Shi'a Muslims, listed as a 'deviant' sect by Malaysia's Islamic law in this majority Sunni Muslim state, also continued to face difficulties. In May, in the central state of Selangor, authorities broke up a gathering of Shi'a who were celebrating the birthday of a daughter of the Prophet, on accusations of proselytizing. Four people were reportedly detained.

In August, police raided a Methodist-Christian Church in Selangor, accusing members of attempting to convert Muslims at a charity event, an accusation the group denied. Soon after, rallies against alleged Christian proselytizing were held across the country, organized by Himpun, an ad hoc coalition of Muslim groups pushing for a conservative, pro-Muslim Malay agenda.

In April, Abdul Taib Mahmud was reelected as Chief Minister of Sarawak – a forested state on the island of Borneo – continuing his 30-year reign over a state where 50 per cent of the population are indigenous people, collectively referred to as Dayak or Orang Ulu. Elections were marred by reports of vote-buying and intimidation of indigenous communities. International observers as well as local election monitors were reportedly not allowed into the state, and some indigenous people were not registered to vote because they had been denied national identity cards.
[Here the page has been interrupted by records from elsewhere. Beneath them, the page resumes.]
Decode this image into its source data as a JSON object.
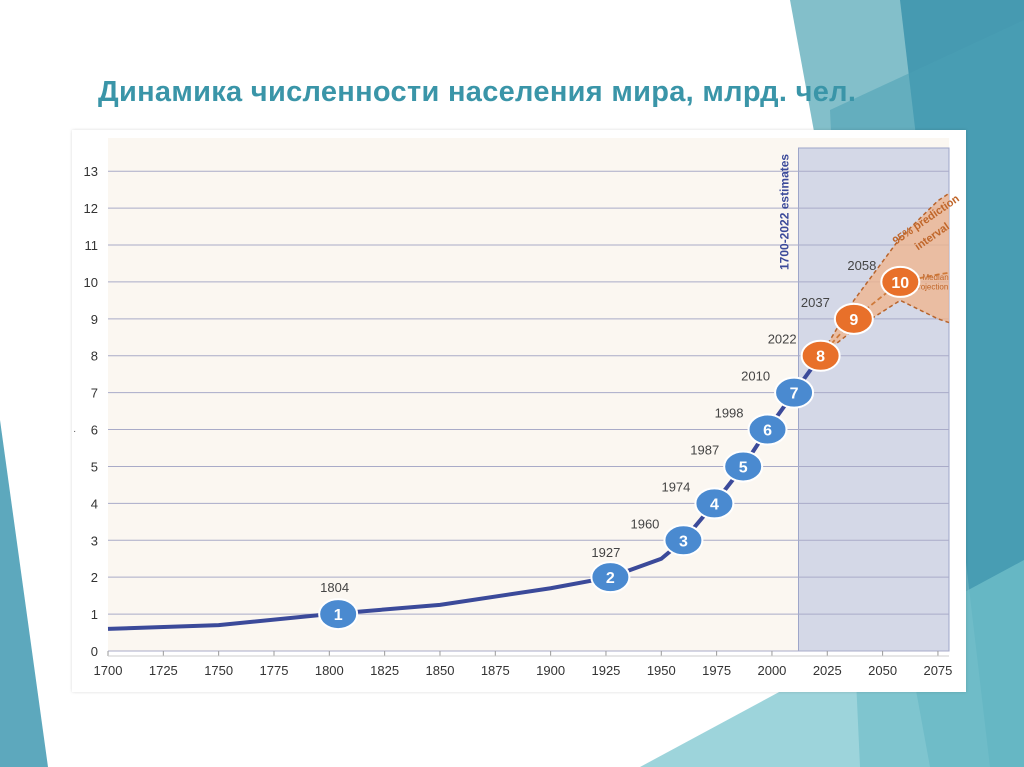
{
  "slide": {
    "title": "Динамика численности населения мира, млрд. чел.",
    "accent_color": "#3a95a8"
  },
  "chart_data": {
    "type": "line",
    "title": "",
    "xlabel": "",
    "ylabel": "",
    "xlim": [
      1700,
      2080
    ],
    "ylim": [
      0,
      13
    ],
    "grid": true,
    "x_ticks": [
      1700,
      1725,
      1750,
      1775,
      1800,
      1825,
      1850,
      1875,
      1900,
      1925,
      1950,
      1975,
      2000,
      2025,
      2050,
      2075
    ],
    "x_tick_labels": [
      "1700",
      "1725",
      "1750",
      "1775",
      "1800",
      "1825",
      "1850",
      "1875",
      "1900",
      "1925",
      "1950",
      "1975",
      "2000",
      "2025",
      "2050",
      "2075"
    ],
    "y_ticks": [
      0,
      1,
      2,
      3,
      4,
      5,
      6,
      7,
      8,
      9,
      10,
      11,
      12,
      13
    ],
    "y_tick_labels": [
      "0",
      "1",
      "2",
      "3",
      "4",
      "5",
      "6",
      "7",
      "8",
      "9",
      "10",
      "11",
      "12",
      "13"
    ],
    "estimates_region": {
      "label": "1700-2022 estimates",
      "x_start": 2012,
      "x_end": 2080,
      "color": "#d4d8e7"
    },
    "series": [
      {
        "name": "estimates",
        "color": "#3b4a9a",
        "x": [
          1700,
          1750,
          1800,
          1850,
          1900,
          1927,
          1950,
          1960,
          1974,
          1987,
          1998,
          2010,
          2022
        ],
        "y": [
          0.6,
          0.7,
          1.0,
          1.25,
          1.7,
          2.0,
          2.5,
          3.0,
          4.0,
          5.0,
          6.0,
          7.0,
          8.0
        ]
      },
      {
        "name": "Median projection",
        "color": "#cf7a3a",
        "x": [
          2022,
          2037,
          2058,
          2075,
          2080
        ],
        "y": [
          8.0,
          9.0,
          10.0,
          10.2,
          10.25
        ]
      }
    ],
    "prediction_interval": {
      "label_line1": "95% prediction",
      "label_line2": "interval",
      "median_label_line1": "Median",
      "median_label_line2": "projection",
      "color": "#f2b48b",
      "x": [
        2022,
        2037,
        2058,
        2075,
        2080
      ],
      "upper": [
        8.0,
        9.5,
        11.2,
        12.2,
        12.4
      ],
      "lower": [
        8.0,
        8.7,
        9.5,
        9.0,
        8.9
      ]
    },
    "milestones": [
      {
        "label": "1",
        "year": "1804",
        "x": 1804,
        "y": 1,
        "color": "#4a8ad0"
      },
      {
        "label": "2",
        "year": "1927",
        "x": 1927,
        "y": 2,
        "color": "#4a8ad0"
      },
      {
        "label": "3",
        "year": "1960",
        "x": 1960,
        "y": 3,
        "color": "#4a8ad0"
      },
      {
        "label": "4",
        "year": "1974",
        "x": 1974,
        "y": 4,
        "color": "#4a8ad0"
      },
      {
        "label": "5",
        "year": "1987",
        "x": 1987,
        "y": 5,
        "color": "#4a8ad0"
      },
      {
        "label": "6",
        "year": "1998",
        "x": 1998,
        "y": 6,
        "color": "#4a8ad0"
      },
      {
        "label": "7",
        "year": "2010",
        "x": 2010,
        "y": 7,
        "color": "#4a8ad0"
      },
      {
        "label": "8",
        "year": "2022",
        "x": 2022,
        "y": 8,
        "color": "#e8702a"
      },
      {
        "label": "9",
        "year": "2037",
        "x": 2037,
        "y": 9,
        "color": "#e8702a"
      },
      {
        "label": "10",
        "year": "2058",
        "x": 2058,
        "y": 10,
        "color": "#e8702a"
      }
    ]
  }
}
At least 480,000 people (one-third of eligible voters), largely from rural areas affected by land-grabbing, are not registered to vote. Members of the Penan community say they have repeatedly sought identity cards but their applications are never processed.

In 2011, accusations of corruption against the Chief Minister gained momentum: the UK government announced it would investigate accusations of money-laundering against him. Taib has notoriously provided business contracts to his family and associates for logging, hydro-electric projects and palm oil plantations in Sarawak. Three Chinese state-owned companies are helping to build a network of as many as 51 controversial dams to spur rapid industrial development. Many of these concessions have been granted in territories contested by indigenous peoples, whose rights are recognized under Malaysian law. Less than 10 per cent of Sarawak's forest is reportedly left intact, a figure hotly contested by the Chief Minister.
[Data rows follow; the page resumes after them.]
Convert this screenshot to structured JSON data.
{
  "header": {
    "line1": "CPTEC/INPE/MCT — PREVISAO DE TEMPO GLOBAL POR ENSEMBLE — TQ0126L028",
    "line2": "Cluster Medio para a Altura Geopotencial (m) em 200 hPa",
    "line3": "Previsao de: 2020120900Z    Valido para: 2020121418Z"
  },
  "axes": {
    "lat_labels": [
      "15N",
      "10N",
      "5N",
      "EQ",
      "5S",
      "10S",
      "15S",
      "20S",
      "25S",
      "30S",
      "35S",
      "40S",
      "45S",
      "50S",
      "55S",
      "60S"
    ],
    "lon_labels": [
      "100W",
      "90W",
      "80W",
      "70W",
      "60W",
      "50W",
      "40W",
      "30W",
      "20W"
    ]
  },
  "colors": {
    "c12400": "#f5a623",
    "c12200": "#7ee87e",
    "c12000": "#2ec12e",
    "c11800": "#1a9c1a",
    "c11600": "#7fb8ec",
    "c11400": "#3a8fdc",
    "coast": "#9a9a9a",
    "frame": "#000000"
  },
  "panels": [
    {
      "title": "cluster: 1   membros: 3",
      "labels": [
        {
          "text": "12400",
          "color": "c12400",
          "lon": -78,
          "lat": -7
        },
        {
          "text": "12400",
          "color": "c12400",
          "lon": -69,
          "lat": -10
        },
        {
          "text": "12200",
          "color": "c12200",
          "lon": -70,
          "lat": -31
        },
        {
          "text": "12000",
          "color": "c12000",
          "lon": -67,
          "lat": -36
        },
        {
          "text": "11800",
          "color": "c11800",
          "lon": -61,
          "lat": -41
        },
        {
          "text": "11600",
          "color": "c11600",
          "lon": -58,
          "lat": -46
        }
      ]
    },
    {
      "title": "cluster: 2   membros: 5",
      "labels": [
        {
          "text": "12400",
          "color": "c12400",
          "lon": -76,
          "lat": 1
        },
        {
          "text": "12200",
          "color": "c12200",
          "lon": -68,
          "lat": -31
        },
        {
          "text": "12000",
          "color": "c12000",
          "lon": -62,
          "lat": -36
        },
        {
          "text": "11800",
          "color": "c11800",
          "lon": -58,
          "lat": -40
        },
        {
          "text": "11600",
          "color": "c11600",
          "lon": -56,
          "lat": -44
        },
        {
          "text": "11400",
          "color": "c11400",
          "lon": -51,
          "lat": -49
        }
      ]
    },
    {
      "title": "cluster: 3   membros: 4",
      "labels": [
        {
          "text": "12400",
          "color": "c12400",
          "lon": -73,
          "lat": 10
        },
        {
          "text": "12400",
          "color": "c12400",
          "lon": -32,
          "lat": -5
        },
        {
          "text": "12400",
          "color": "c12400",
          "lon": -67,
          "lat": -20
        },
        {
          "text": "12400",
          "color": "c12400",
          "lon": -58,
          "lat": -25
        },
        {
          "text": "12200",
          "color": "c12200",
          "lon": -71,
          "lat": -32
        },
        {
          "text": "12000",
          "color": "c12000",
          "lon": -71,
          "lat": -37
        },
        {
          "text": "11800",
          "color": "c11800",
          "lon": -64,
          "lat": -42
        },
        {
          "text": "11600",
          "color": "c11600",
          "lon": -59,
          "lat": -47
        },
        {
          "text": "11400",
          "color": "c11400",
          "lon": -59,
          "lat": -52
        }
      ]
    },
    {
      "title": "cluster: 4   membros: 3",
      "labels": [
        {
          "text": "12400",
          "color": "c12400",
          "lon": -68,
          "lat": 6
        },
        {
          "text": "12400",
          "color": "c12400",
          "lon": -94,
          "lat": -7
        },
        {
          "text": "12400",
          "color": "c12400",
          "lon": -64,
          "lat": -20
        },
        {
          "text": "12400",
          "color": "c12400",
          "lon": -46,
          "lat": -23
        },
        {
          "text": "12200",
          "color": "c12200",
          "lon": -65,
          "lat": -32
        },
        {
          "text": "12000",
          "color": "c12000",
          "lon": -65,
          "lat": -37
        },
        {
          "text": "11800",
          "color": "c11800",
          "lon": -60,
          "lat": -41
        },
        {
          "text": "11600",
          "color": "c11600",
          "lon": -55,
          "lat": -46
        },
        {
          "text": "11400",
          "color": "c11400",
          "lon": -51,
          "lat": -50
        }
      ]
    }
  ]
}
In June, the Malaysian national human rights institution, Suhakam, announced its National Inquiry into the land rights of indigenous peoples, and has so far received almost 900 land rights complaints. Suhakam plans to conduct a series of consultations in affected areas and release its report by June 2012.

Indigenous community attempts to enforce their traditional land rights in Malaysian courts have had mixed results. In September, members of indigenous groups lost their decade-long fight against state confiscation of land to construct the controversial 2,400-megawatt Bakun dam in Sarawak. The Federal Court ruled that the state had not violated their native customary rights. However, the Chief Judge of Sabah and Sarawak expressed concern that provisions in the land code seem to give wide powers to ministers to override customary land rights. In October, with the help of Sinohydro and China Export Import Bank, the dam became operational after nearly five decades of delays.

Indigenous groups won a victory in September, when the state government postponed the construction of the Baram dam, set to displace 20,000 people. Strong resistance from affected Kayan, Kenyah and Penan groups is thought to have been the impetus behind the decision. However, the dam will only be delayed for further social impact assessments and until the Baleh dam is complete, a project that will resettle fewer communities. Also in September, the High Court in Sabah and Sarawak ruled that the Forestry Department had issued illegal logging licences for land covered by native customary rights of the Krian people. It is hoped that this ruling will have positive implications for land rights cases pending in lower courts against state confiscation of indigenous ancestral lands; estimates of the number of cases vary from around 200 to over 300.